Psychophysical parallelism

Summary
In the philosophy of mind, psychophysical parallelism (or simply parallelism) is the theory that mental and bodily events are perfectly coordinated, without any causal interaction between them. As such, it affirms the correlation of mental and bodily events (since it accepts that when a mental event occurs, a corresponding physical effect occurs as well), but denies a direct cause and effect relation between mind and body. This coordination of mental and bodily events has been postulated to occur either in advance by means of God (as per Gottfried Leibniz's idea of pre-established harmony) or at the time of the event (as in the occasionalism of Nicolas Malebranche) or, finally, according to Baruch Spinoza's Ethics, mind and matter are two of infinite attributes of the only Substance-God, which go as one without interacting with each other.
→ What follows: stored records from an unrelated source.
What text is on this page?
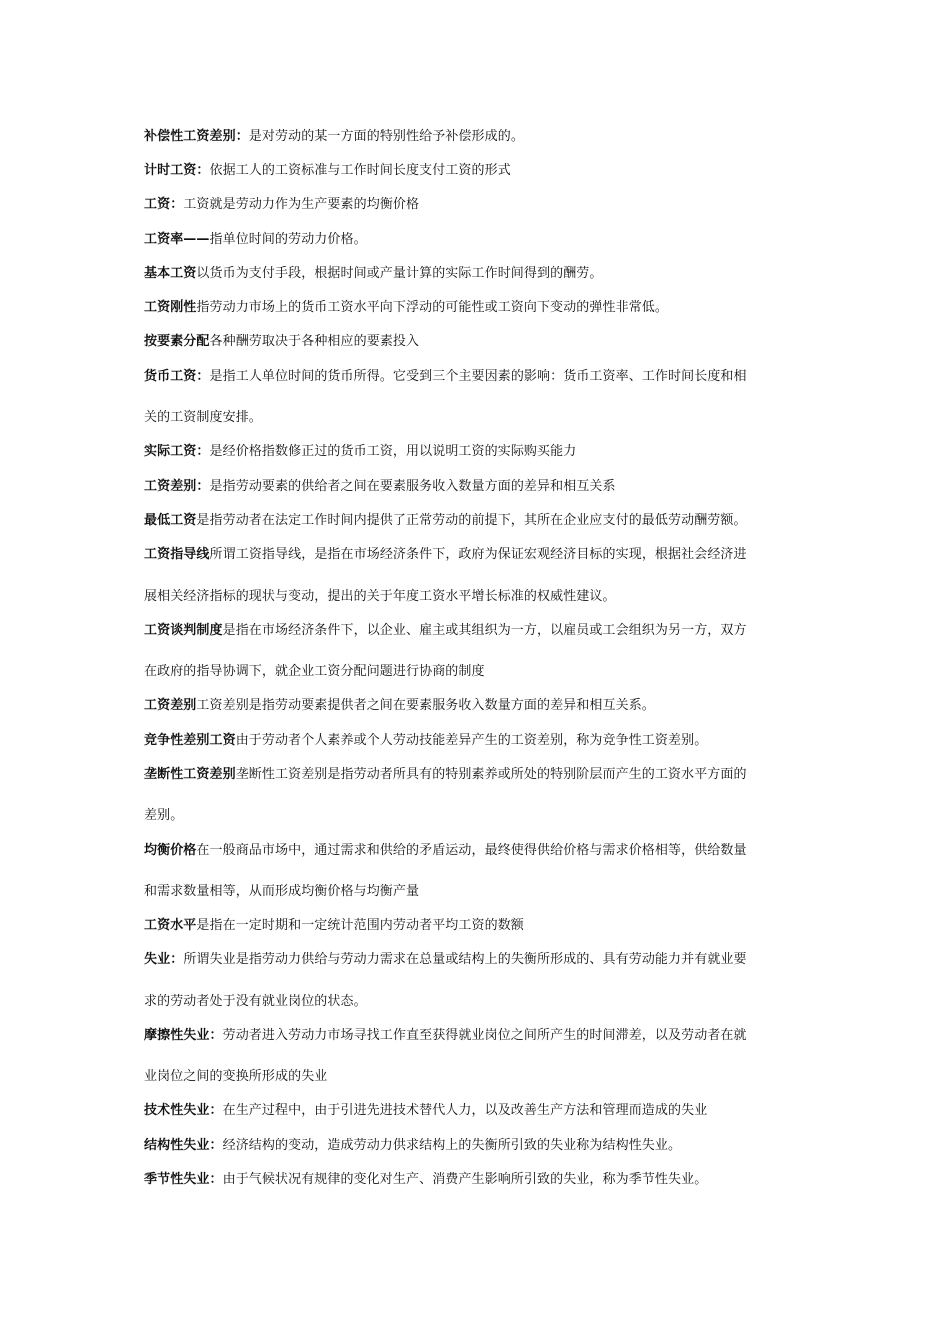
补偿性工资差别：是对劳动的某一方面的特别性给予补偿形成的。
计时工资：依据工人的工资标准与工作时间长度支付工资的形式
工资：工资就是劳动力作为生产要素的均衡价格
工资率——指单位时间的劳动力价格。
基本工资以货币为支付手段，根据时间或产量计算的实际工作时间得到的酬劳。
工资刚性指劳动力市场上的货币工资水平向下浮动的可能性或工资向下变动的弹性非常低。
按要素分配各种酬劳取决于各种相应的要素投入
货币工资：是指工人单位时间的货币所得。它受到三个主要因素的影响：货币工资率、工作时间长度和相
关的工资制度安排。
实际工资：是经价格指数修正过的货币工资，用以说明工资的实际购买能力
工资差别：是指劳动要素的供给者之间在要素服务收入数量方面的差异和相互关系
最低工资是指劳动者在法定工作时间内提供了正常劳动的前提下，其所在企业应支付的最低劳动酬劳额。
工资指导线所谓工资指导线，是指在市场经济条件下，政府为保证宏观经济目标的实现，根据社会经济进
展相关经济指标的现状与变动，提出的关于年度工资水平增长标准的权威性建议。
工资谈判制度是指在市场经济条件下，以企业、雇主或其组织为一方，以雇员或工会组织为另一方，双方
在政府的指导协调下，就企业工资分配问题进行协商的制度
工资差别工资差别是指劳动要素提供者之间在要素服务收入数量方面的差异和相互关系。
竞争性差别工资由于劳动者个人素养或个人劳动技能差异产生的工资差别，称为竞争性工资差别。
垄断性工资差别垄断性工资差别是指劳动者所具有的特别素养或所处的特别阶层而产生的工资水平方面的
差别。
均衡价格在一般商品市场中，通过需求和供给的矛盾运动，最终使得供给价格与需求价格相等，供给数量
和需求数量相等，从而形成均衡价格与均衡产量
工资水平是指在一定时期和一定统计范围内劳动者平均工资的数额
失业：所谓失业是指劳动力供给与劳动力需求在总量或结构上的失衡所形成的、具有劳动能力并有就业要
求的劳动者处于没有就业岗位的状态。
摩擦性失业：劳动者进入劳动力市场寻找工作直至获得就业岗位之间所产生的时间滞差，以及劳动者在就
业岗位之间的变换所形成的失业
技术性失业：在生产过程中，由于引进先进技术替代人力，以及改善生产方法和管理而造成的失业
结构性失业：经济结构的变动，造成劳动力供求结构上的失衡所引致的失业称为结构性失业。
季节性失业：由于气候状况有规律的变化对生产、消费产生影响所引致的失业，称为季节性失业。
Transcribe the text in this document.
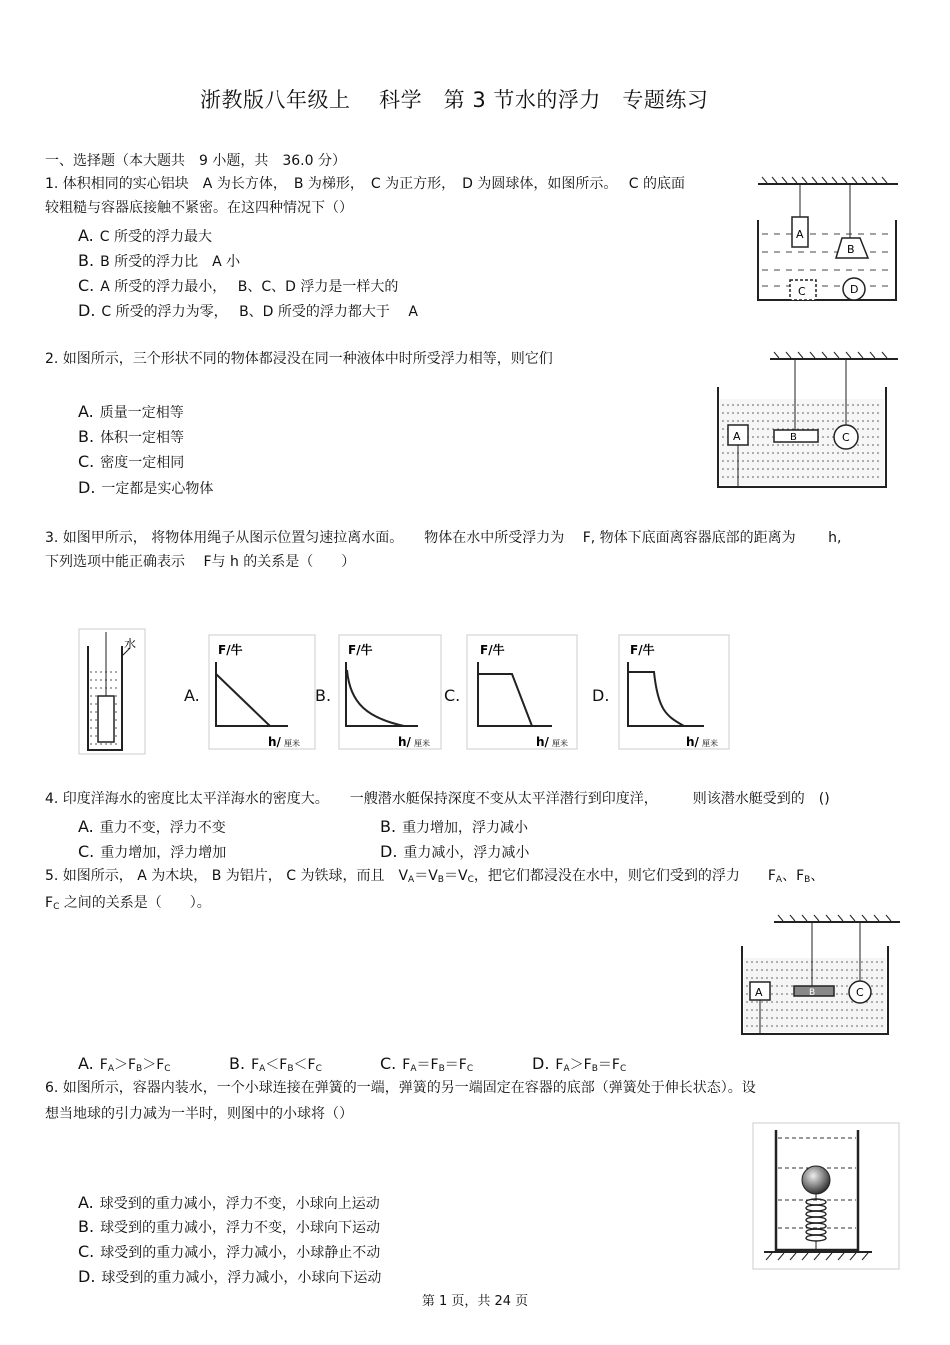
浙教版八年级上　 科学　第 3 节水的浮力　专题练习
一、选择题（本大题共　9 小题，共　36.0 分）
1. 体积相同的实心铝块　A 为长方体，　B 为梯形，　C 为正方形，　D 为圆球体，如图所示。　 C 的底面
较粗糙与容器底接触不紧密。在这四种情况下（）
A. C 所受的浮力最大
B. B 所受的浮力比　A 小
C. A 所受的浮力最小，　 B、C、D 浮力是一样大的
D. C 所受的浮力为零，　 B、D 所受的浮力都大于　 A
A
B
C	D
2. 如图所示，三个形状不同的物体都浸没在同一种液体中时所受浮力相等，则它们
A. 质量一定相等
B. 体积一定相等
C. 密度一定相同
D. 一定都是实心物体
A	B	C
3. 如图甲所示， 将物体用绳子从图示位置匀速拉离水面。　　物体在水中所受浮力为　 F, 物体下底面离容器底部的距离为　　 h,
下列选项中能正确表示　 F与 h 的关系是（　　）
水
A.	B.	C.	D.
F/牛
h/ 厘米
F/牛
h/ 厘米
F/牛
h/ 厘米
F/牛
h/ 厘米
4. 印度洋海水的密度比太平洋海水的密度大。　　一艘潜水艇保持深度不变从太平洋潜行到印度洋，　　　则该潜水艇受到的　()
A. 重力不变，浮力不变	B. 重力增加，浮力减小
C. 重力增加，浮力增加	D. 重力减小，浮力减小
5. 如图所示， A 为木块， B 为铝片， C 为铁球，而且　$V_A=V_B=V_C$，把它们都浸没在水中，则它们受到的浮力　　$F_A$、$F_B$、
$F_C$ 之间的关系是（　　）。
A	B	C
A. $F_A>F_B>F_C$	B. $F_A<F_B<F_C$	C. $F_A=F_B=F_C$	D. $F_A>F_B=F_C$
6. 如图所示，容器内装水，一个小球连接在弹簧的一端，弹簧的另一端固定在容器的底部（弹簧处于伸长状态）。设
想当地球的引力减为一半时，则图中的小球将（）
A. 球受到的重力减小，浮力不变，小球向上运动
B. 球受到的重力减小，浮力不变，小球向下运动
C. 球受到的重力减小，浮力减小，小球静止不动
D. 球受到的重力减小，浮力减小，小球向下运动
第 1 页，共 24 页
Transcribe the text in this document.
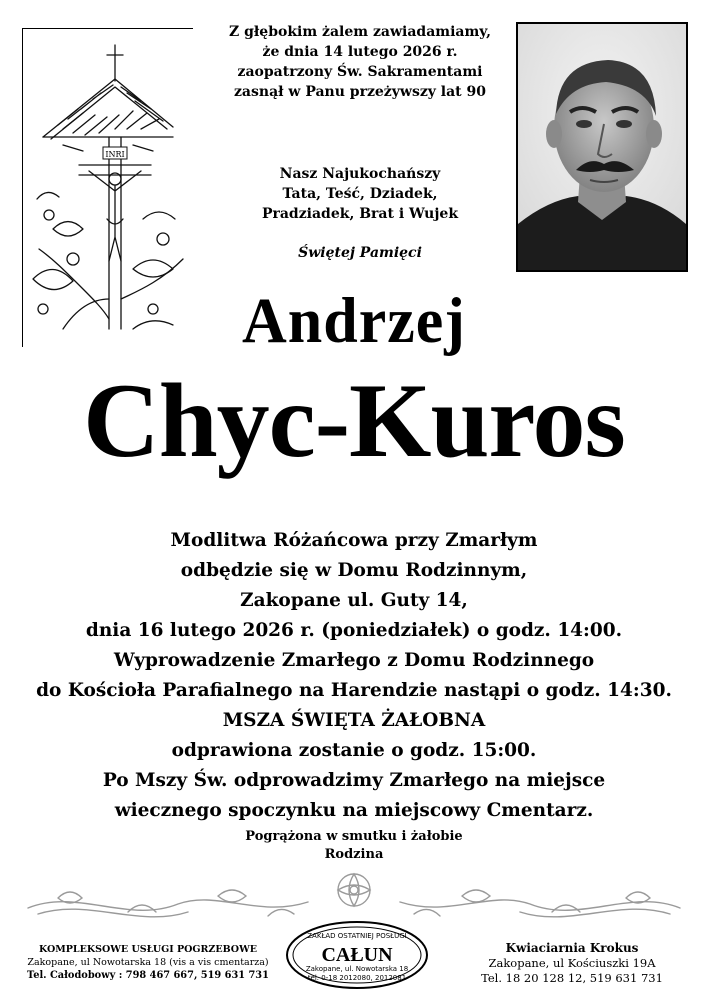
INRI
Z głębokim żalem zawiadamiamy,
że dnia 14 lutego 2026 r.
zaopatrzony Św. Sakramentami
zasnął w Panu przeżywszy lat 90
Nasz Najukochańszy
Tata, Teść, Dziadek,
Pradziadek, Brat i Wujek
Świętej Pamięci
Andrzej
Chyc-Kuros
Modlitwa Różańcowa przy Zmarłym
odbędzie się w Domu Rodzinnym,
Zakopane ul. Guty 14,
dnia 16 lutego 2026 r. (poniedziałek) o godz. 14:00.
Wyprowadzenie Zmarłego z Domu Rodzinnego
do Kościoła Parafialnego na Harendzie nastąpi o godz. 14:30.
MSZA ŚWIĘTA ŻAŁOBNA
odprawiona zostanie o godz. 15:00.
Po Mszy Św. odprowadzimy Zmarłego na miejsce
wiecznego spoczynku na miejscowy Cmentarz.
Pogrążona w smutku i żałobie
Rodzina
KOMPLEKSOWE USŁUGI POGRZEBOWE
Zakopane, ul Nowotarska 18 (vis a vis cmentarza)
Tel. Całodobowy : 798 467 667, 519 631 731
ZAKŁAD OSTATNIEJ POSŁUGI
CAŁUN
Zakopane, ul. Nowotarska 18
tel. 0-18 2012080, 2012081
Kwiaciarnia Krokus
Zakopane, ul Kościuszki 19A
Tel. 18 20 128 12, 519 631 731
On this view, mental and bodily phenomena are independent yet inseparable, like two sides of a coin. Psychophysical parallelism is a third possible alternative regarding the relation between mind and body, between interaction (e.g., Mind–body dualism) and one-way body-to-mind causality (e.g., materialism, epiphenomenalism). Parallelism is a theory which is related to dualism and which suggests that although there is a correlation between mental and physical events there is not any causal relationship. The body and mind do not interact with each other but simply operate independently of each other, in parallel, and there happens to be a correspondence between the two but neither causes the other. That is to say that the physical event of burning your finger and the mental event of feeling pain happen to occur simultaneously as a response to contact with a hot object—one does not cause the other. In his 1925 book The Mind and its Place in Nature, C. D. Broad maintains concerning parallelism: "The assertion is that to every particular change in the mind there corresponds a certain change in the brain which this mind animates, and that to every change in the brain there corresponds a certain change in the mind which animates this brain.